If you scan the internet, you will find out that a new trading robot gets released almost every month.
With a market that is essentially flooded with these programs, it becomes such a task to find just the right one. I have found out that a few of these programs are quite similar except for a few others.
The newest of these trading programs is Forex Autopilot. Forex Autopilot is an automated forex trading program that is used with metatrader platform.
It was created by Marcus Leary, a day trader by profession. It claims that it can make first time foreign exchange traders filthy rich just by clicking a few times throughout the entire day.
You may find this claim quite outrageous and outright exaggerated, but some people just can’t get the thought of getting rich quick out of their minds that they go on to purchase the product without even knowing anything about it.
Before you take the program for a spin, it is important that you understand a few aspects of it.
What really then is Forex Autopilot? In a nutshell, Forex Autopilot is a kind of automated currency trading bot that can trade on your behalf by using a fund that you have initially set-up.
But it is necessary for you to set up the parameters first before you have the bot on autopilot. Setting the parameters require fundamental knowledge about foreign exchange.

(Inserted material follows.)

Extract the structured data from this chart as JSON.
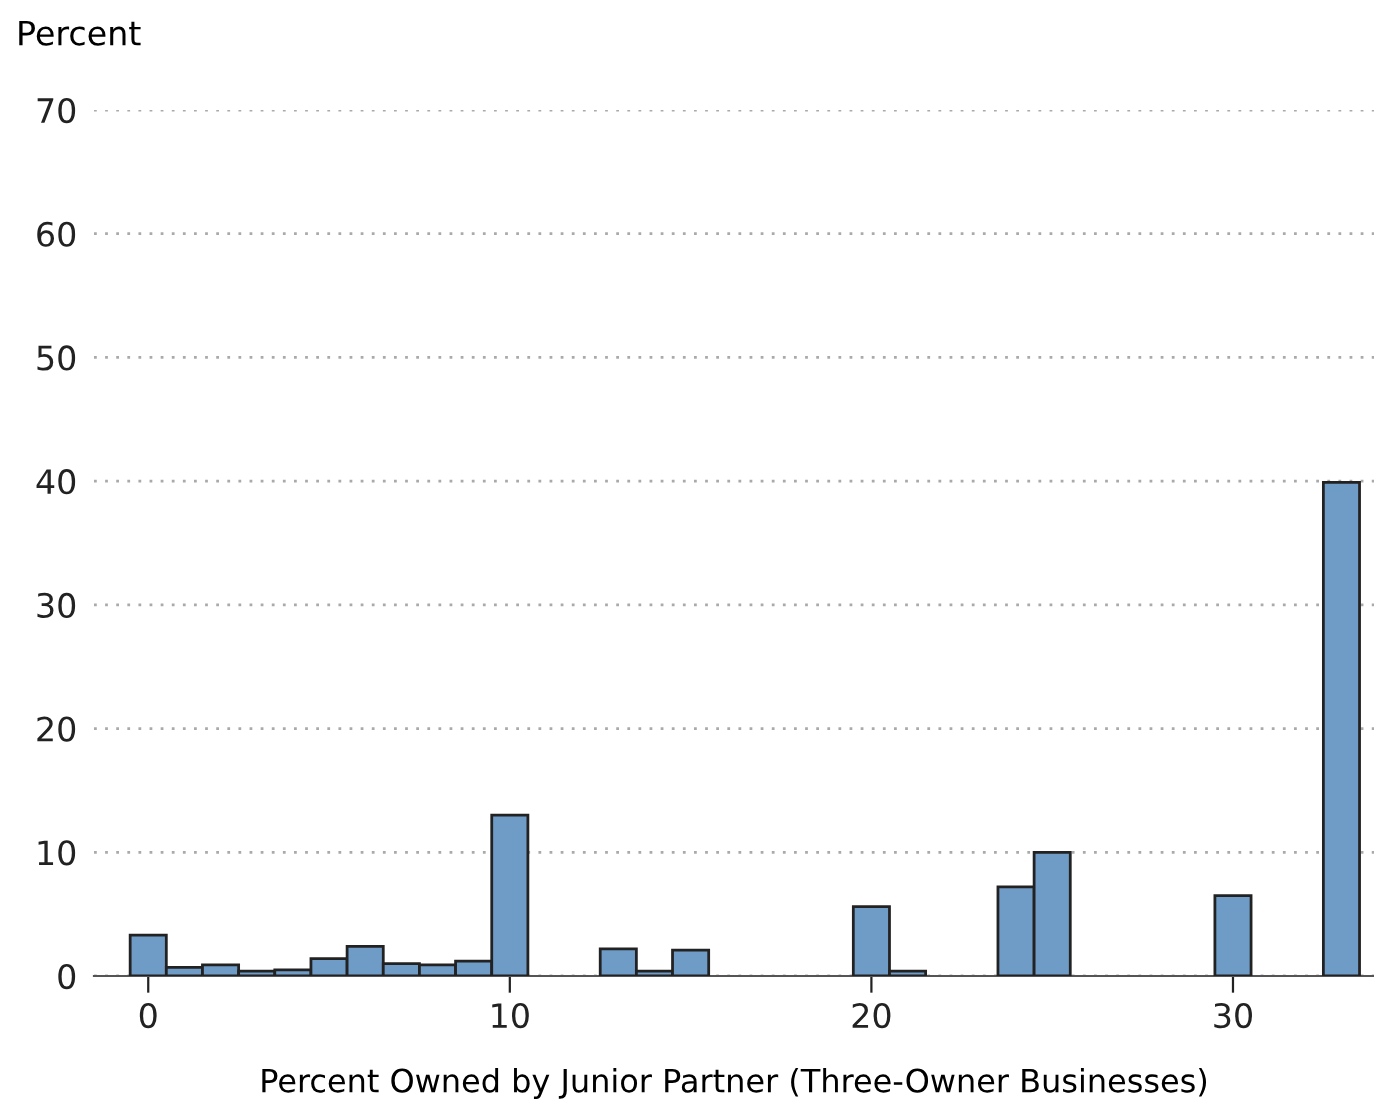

But if you are uncertain of the entire program, there is a demonstration mode that you can access which includes a dummy account that you can run for as long as you want which you can use to practice on until you get the hang of things and progress to using real money.
Forex Autoplay is pretty accurate which means that losses are rare occurrences. However, when one does encounter a loss, the value can be significant and that can get you broke even before you have build up your profits.
In order for you to be on the safe side, never risk more than 50% of your capital at a time.